Actress Ellen Page released a personal statement on Facebook Friday saying she was harassed and outed by director Brett Ratner. She also detailed several other incidents of sexual misconduct from other men in the industry during her teenage years working as an actor.

Page claims that when she was 18 years old, during a cast and crew meeting for X Men: The Last Stand, Ratner told a woman 10 years Page’s senior that she should “fuck her to make her realize she’s gay.”

“You should fuck her to make her realize she’s gay.” He said this about me during a cast and crew “meet and greet”…

Posted by Ellen Page on Friday, November 10, 2017

“I was a young adult who had not yet come out to myself,” Page wrote. “I knew I was gay, but did not know, so to speak.” Page responded to Ratner’s comments by looking down at her feet and not saying a word. Page wrote that with his comments, Ratner outed her to the rest of the cast “with no regard” for her well-being — an act she believes was an anti-gay “cruel manipulation,” designed to “oppress and repress.”

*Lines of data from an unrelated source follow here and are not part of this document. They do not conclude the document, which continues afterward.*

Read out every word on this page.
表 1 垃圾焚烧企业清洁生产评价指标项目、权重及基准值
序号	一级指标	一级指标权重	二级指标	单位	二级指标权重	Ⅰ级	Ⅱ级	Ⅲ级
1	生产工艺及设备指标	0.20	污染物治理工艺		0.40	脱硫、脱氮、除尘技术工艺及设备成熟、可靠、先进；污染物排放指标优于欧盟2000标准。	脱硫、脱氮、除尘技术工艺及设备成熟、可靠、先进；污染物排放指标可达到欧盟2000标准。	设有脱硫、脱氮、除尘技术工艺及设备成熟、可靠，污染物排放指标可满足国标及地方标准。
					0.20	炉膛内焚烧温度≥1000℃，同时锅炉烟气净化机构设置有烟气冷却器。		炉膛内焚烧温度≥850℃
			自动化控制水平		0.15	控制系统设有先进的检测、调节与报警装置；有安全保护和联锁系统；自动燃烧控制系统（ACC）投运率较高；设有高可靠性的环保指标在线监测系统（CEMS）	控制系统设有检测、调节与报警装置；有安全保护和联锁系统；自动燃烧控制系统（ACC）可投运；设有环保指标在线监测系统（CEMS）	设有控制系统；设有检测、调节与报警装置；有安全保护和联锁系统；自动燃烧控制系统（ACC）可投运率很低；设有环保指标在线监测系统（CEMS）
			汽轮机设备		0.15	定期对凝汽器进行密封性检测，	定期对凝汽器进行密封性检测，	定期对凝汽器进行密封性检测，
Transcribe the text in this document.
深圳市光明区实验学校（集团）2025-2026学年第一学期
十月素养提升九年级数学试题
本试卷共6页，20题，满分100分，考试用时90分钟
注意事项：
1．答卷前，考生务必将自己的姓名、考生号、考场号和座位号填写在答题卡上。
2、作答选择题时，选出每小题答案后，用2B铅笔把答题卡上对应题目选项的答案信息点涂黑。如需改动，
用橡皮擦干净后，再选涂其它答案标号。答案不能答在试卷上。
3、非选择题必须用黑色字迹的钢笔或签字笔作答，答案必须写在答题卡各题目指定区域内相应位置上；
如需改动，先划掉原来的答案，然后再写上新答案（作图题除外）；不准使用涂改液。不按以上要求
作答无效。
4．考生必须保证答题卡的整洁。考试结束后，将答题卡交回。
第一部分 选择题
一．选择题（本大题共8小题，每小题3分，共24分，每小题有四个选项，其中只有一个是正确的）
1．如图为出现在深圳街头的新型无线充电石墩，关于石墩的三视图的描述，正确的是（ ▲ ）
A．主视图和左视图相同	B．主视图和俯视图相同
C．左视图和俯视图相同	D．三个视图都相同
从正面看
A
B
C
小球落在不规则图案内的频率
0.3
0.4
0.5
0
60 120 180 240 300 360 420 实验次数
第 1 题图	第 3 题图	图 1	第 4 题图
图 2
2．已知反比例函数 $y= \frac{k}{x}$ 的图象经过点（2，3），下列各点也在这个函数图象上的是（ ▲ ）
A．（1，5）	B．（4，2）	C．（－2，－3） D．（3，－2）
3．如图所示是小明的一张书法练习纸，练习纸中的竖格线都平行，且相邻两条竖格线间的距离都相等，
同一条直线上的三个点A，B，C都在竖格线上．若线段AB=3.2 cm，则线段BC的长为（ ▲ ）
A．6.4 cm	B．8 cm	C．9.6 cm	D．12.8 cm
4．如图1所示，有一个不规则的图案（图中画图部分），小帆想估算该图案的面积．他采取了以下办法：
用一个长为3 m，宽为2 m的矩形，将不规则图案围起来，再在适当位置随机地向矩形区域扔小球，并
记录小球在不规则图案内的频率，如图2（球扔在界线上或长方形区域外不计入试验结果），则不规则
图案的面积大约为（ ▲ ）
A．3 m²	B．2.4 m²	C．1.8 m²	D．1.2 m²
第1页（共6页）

Page, who came out publicly in 2014, also claims she heard the director refer to another woman’s “flappy pussy” after the woman walked by the monitor.

Page also details a confrontation she had with Ratner, when he insisted she put on a shirt that read “Team Ratner” and she refused. She said later she was reprimanded by producers in her trailer for disobeying the director.

“I was being reprimanded, yet he was not being punished nor fired for the blatantly homophobic and abusive behavior we all witnessed,” Page wrote. “I was an actor that no one knew. I was eighteen and had no tools to know how to handle the situation.”

Page goes on to detail an incident with a different unnamed director who she says fondled her leg under a table when she was 16 years old. Only a few months later, Page says she was sexually assaulted by a grip on set and propositioned by another director to sleep with an older man and tell him the details.

“It was a painful realization: my safety was not guaranteed at work,” Page wrote. “An adult authority figure for whom I worked intended to exploit me, physically.”

In another portion of her post, Page said the focus should be on the stories of queer and trans people of color who have led LGBT and women’s rights movements, while acknowledging her own position of privilege as a white lesbian cis woman.

“This is a long-awaited reckoning,” Page concludes in her statement, referring to the surge of women coming forward with incidents of sexual misconduct and harassment. “It has to be.”

“Don’t allow this behavior to be normalized. Don’t compare wrongs or criminal acts by their degrees of severity. Don’t allow yourselves to be numb to the voices of victims coming forward. Don’t stop demanding our civil rights.”